As part of the International Monetary Fund's (IMF) annual Article IV consultations, IMF economists visited Liechtenstein from January 14 to 27 and held a series of discussions with authorities, associations, and companies. The second Art.-IV consultation after Liechtenstein joined the IMF provided in-depth analysis and discussions of the current situation and outlook for Liechtenstein's financial center and economy.

In the Concluding Statement published on January 27, the IMF team emphasizes the challenges Liechtenstein and Europe currently face in light of ongoing geopolitical changes, persistent uncertainty, and the volatile global economic situation. As an open and highly industrialized economy, Liechtenstein is particularly exposed to these developments. At the same time, the IMF highlights the country's historical resilience and sound public finances, with significant reserves and no public debt. Liechtenstein's financial center has proven resilient in the past. Good capitalization and adequate liquidity buffers will remain particularly important for Liechtenstein also in the future.

To preserve Liechtenstein’s stability and success in the future, the IMF points to a number of risks. The ongoing uncertainty requires careful monitoring of the situation and flexible adjustments to the framework conditions in order to cushion the effects of external shocks. Given the size and importance of Liechtenstein's financial sector, it is considered essential to further strengthen financial stability, including through proactive and systematic monitoring of systemic risks and strong micro- and macroprudential supervision. Given current international developments, the IMF also recommends paying close attention to the resilience of both banks and other financial intermediaries in order to preserve stability in the future.

In order to return to a growth path and increase productivity in Liechtenstein in the medium and long term, the strengths of the Liechtenstein labor market, such as the high high skill level and the vocational education system, should be maintained and strengthened in a targeted manner. Forward-looking investments, such as in the areas of digitalization and infrastructure, are also highlighted as important levers. As in the rest of Europe, the IMF further points to rising expenditure needs given aging societies, adjustments to climate change, and increasing security requirements. Prudent budgeting and early financial planning are therefore important to maintain Liechtenstein's high standard of living and stable fiscal situation. In this context, the IMF welcomes the government's intention to respond to these developments at an early stage and to present appropriate proposals for sustainable and future-proof pension systems.  Generally, the international organization also emphasizes the importance of timely and detailed macroeconomic data in order to better assess the economic situation in Liechtenstein, identify risks at an early stage, and take timely action. The IMF therefore welcomes the initiatives launched by the government to improve macroeconomic data on Liechtenstein.

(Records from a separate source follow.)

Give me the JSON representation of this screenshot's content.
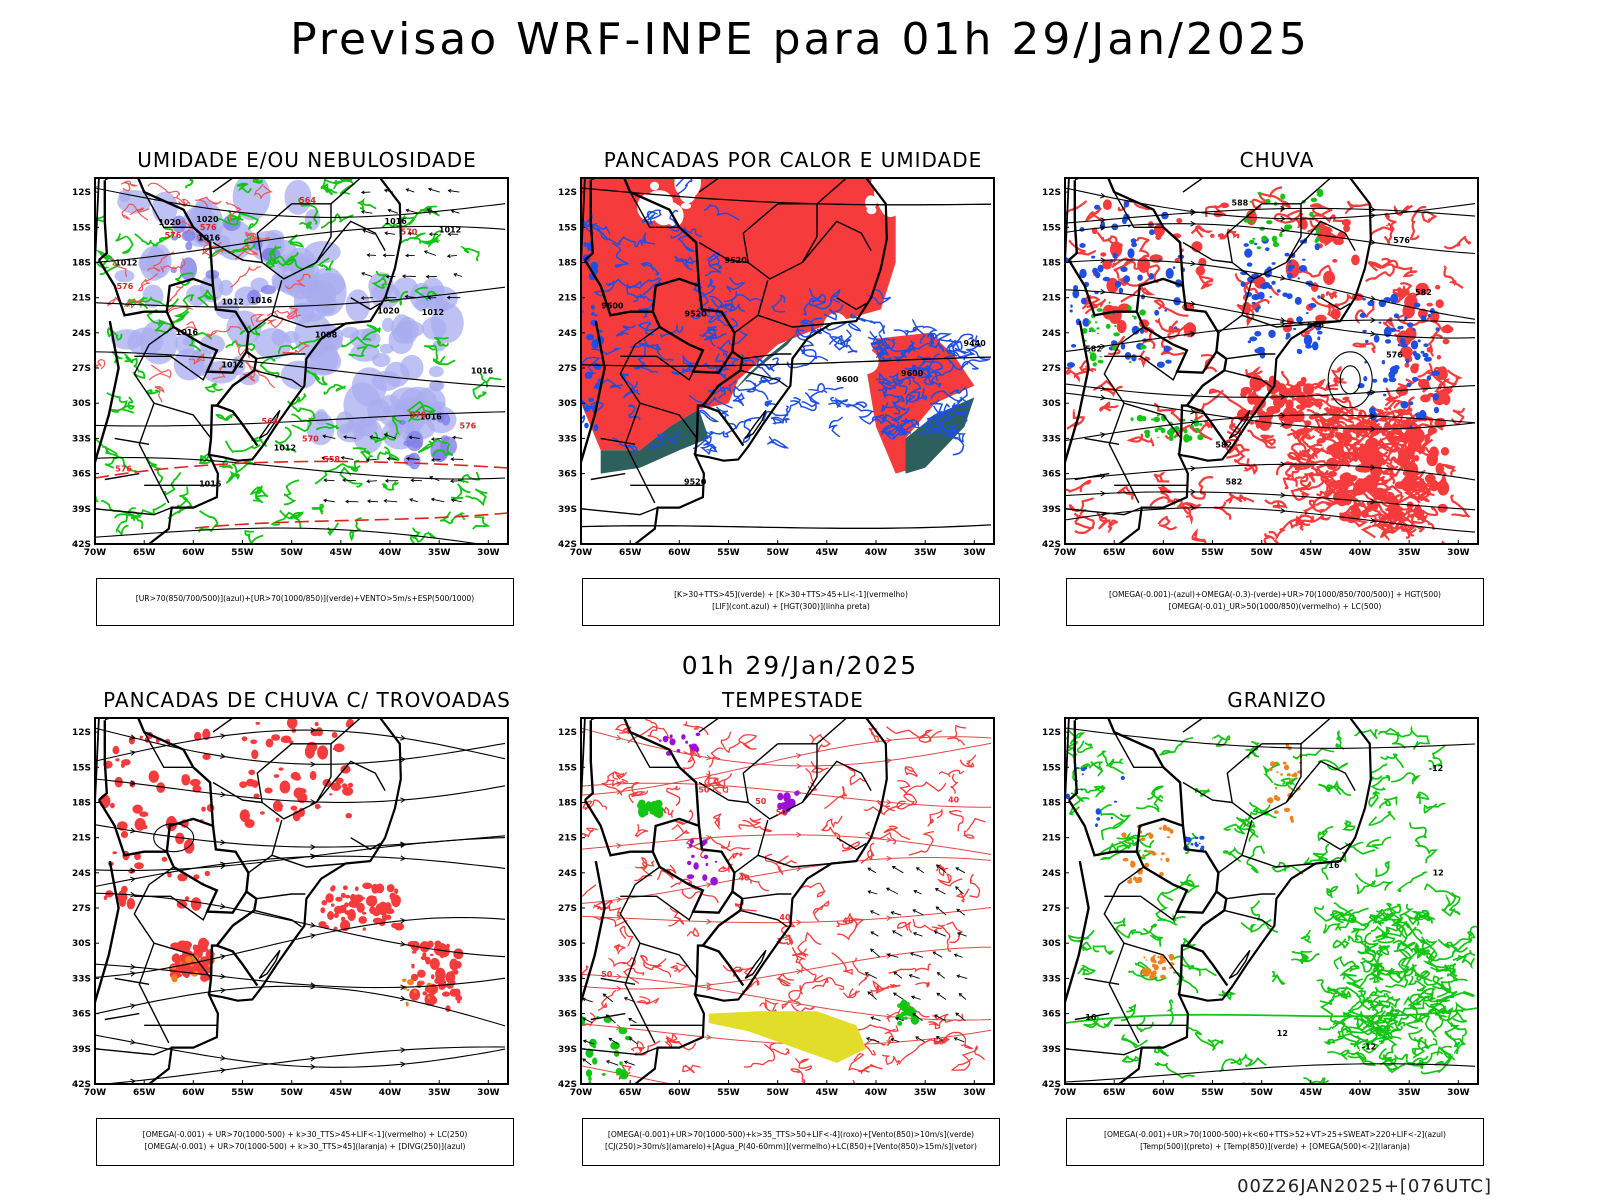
{
  "page": {
    "title": "Previsao WRF-INPE  para 01h 29/Jan/2025",
    "mid_date": "01h 29/Jan/2025",
    "footer": "00Z26JAN2025+[076UTC]"
  },
  "axes": {
    "lat_ticks": [
      "12S",
      "15S",
      "18S",
      "21S",
      "24S",
      "27S",
      "30S",
      "33S",
      "36S",
      "39S",
      "42S"
    ],
    "lon_ticks": [
      "70W",
      "65W",
      "60W",
      "55W",
      "50W",
      "45W",
      "40W",
      "35W",
      "30W"
    ]
  },
  "colors": {
    "red": "#f53b3b",
    "green": "#12c512",
    "blue": "#1f4fe0",
    "lavender": "#a8acef",
    "teal": "#2d5f5c",
    "yellow": "#e2dc2a",
    "orange": "#f0821e",
    "purple": "#9b11d6",
    "darkred_line": "#e23030"
  },
  "chart_data": [
    {
      "type": "map",
      "id": "umidade",
      "title": "UMIDADE E/OU NEBULOSIDADE",
      "legend": [
        "[UR>70(850/700/500)](azul)+[UR>70(1000/850)](verde)+VENTO>5m/s+ESP(500/1000)"
      ],
      "isobar_labels": [
        "1012",
        "1012",
        "1012",
        "1012",
        "1008",
        "1012",
        "1016",
        "1016",
        "1016",
        "1016",
        "1020",
        "1016",
        "1016",
        "1012",
        "1020",
        "1020",
        "1016"
      ],
      "thickness_labels": [
        "576",
        "576",
        "576",
        "576",
        "576",
        "570",
        "570",
        "570",
        "564",
        "564",
        "558"
      ]
    },
    {
      "type": "map",
      "id": "pancadas_calor",
      "title": "PANCADAS POR CALOR E UMIDADE",
      "legend": [
        "[K>30+TTS>45](verde)  +  [K>30+TTS>45+LI<-1](vermelho)",
        "[LIF](cont.azul)  +  [HGT(300)](linha preta)"
      ],
      "height_labels": [
        "9600",
        "9600",
        "9600",
        "9520",
        "9520",
        "9520",
        "9440"
      ]
    },
    {
      "type": "map",
      "id": "chuva",
      "title": "CHUVA",
      "legend": [
        "[OMEGA(-0.001)-(azul)+OMEGA(-0.3)-(verde)+UR>70(1000/850/700/500)]  +  HGT(500)",
        "[OMEGA(-0.01)_UR>50(1000/850)(vermelho)  +  LC(500)"
      ],
      "height_labels": [
        "582",
        "588",
        "582",
        "582",
        "582",
        "576",
        "576",
        "576"
      ]
    },
    {
      "type": "map",
      "id": "pancadas_trovoadas",
      "title": "PANCADAS DE CHUVA C/ TROVOADAS",
      "legend": [
        "[OMEGA(-0.001)  +  UR>70(1000-500)  +  k>30_TTS>45+LIF<-1](vermelho)  +  LC(250)",
        "[OMEGA(-0.001)  +  UR>70(1000-500)  +  k>30_TTS>45](laranja)  +  [DIVG(250)](azul)"
      ]
    },
    {
      "type": "map",
      "id": "tempestade",
      "title": "TEMPESTADE",
      "legend": [
        "[OMEGA(-0.001)+UR>70(1000-500)+k>35_TTS>50+LIF<-4](roxo)+[Vento(850)>10m/s](verde)",
        "[CJ(250)>30m/s](amarelo)+[Agua_P(40-60mm)](vermelho)+LC(850)+[Vento(850)>15m/s](vetor)"
      ],
      "pw_labels": [
        "50",
        "50",
        "50",
        "50",
        "50",
        "40",
        "40",
        "40",
        "40"
      ]
    },
    {
      "type": "map",
      "id": "granizo",
      "title": "GRANIZO",
      "legend": [
        "[OMEGA(-0.001)+UR>70(1000-500)+k<60+TTS>52+VT>25+SWEAT>220+LIF<-2](azul)",
        "[Temp(500)](preto)  +  [Temp(850)](verde)  +  [OMEGA(500)<-2](laranja)"
      ],
      "temp_labels": [
        "16",
        "16",
        "12",
        "12",
        "-12",
        "-12"
      ]
    }
  ]
}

The IMF mission to Liechtenstein included conversations with Prime Minister and Minister of Finance Brigitte Haas, Minister of Infrastructure and Education Daniel Oehry, and Chairman of the Executive Board of the Liechtenstein Financial Market Authority (FMA) Mario Gassner. Further talks were held with other experts from the FMA, various government agencies, and associations. A visit to the industrial company Hoval in Vaduz rounded off the program and gave the IMF team an insight into Liechtenstein's innovative industrial sector.

The Concluding Statement serves as the basis for the more detailed Article IV report on Liechtenstein, which will be published at the beginning of April. The Concluding statement is available on the website of the Ministry of General Government Affairs and Finance.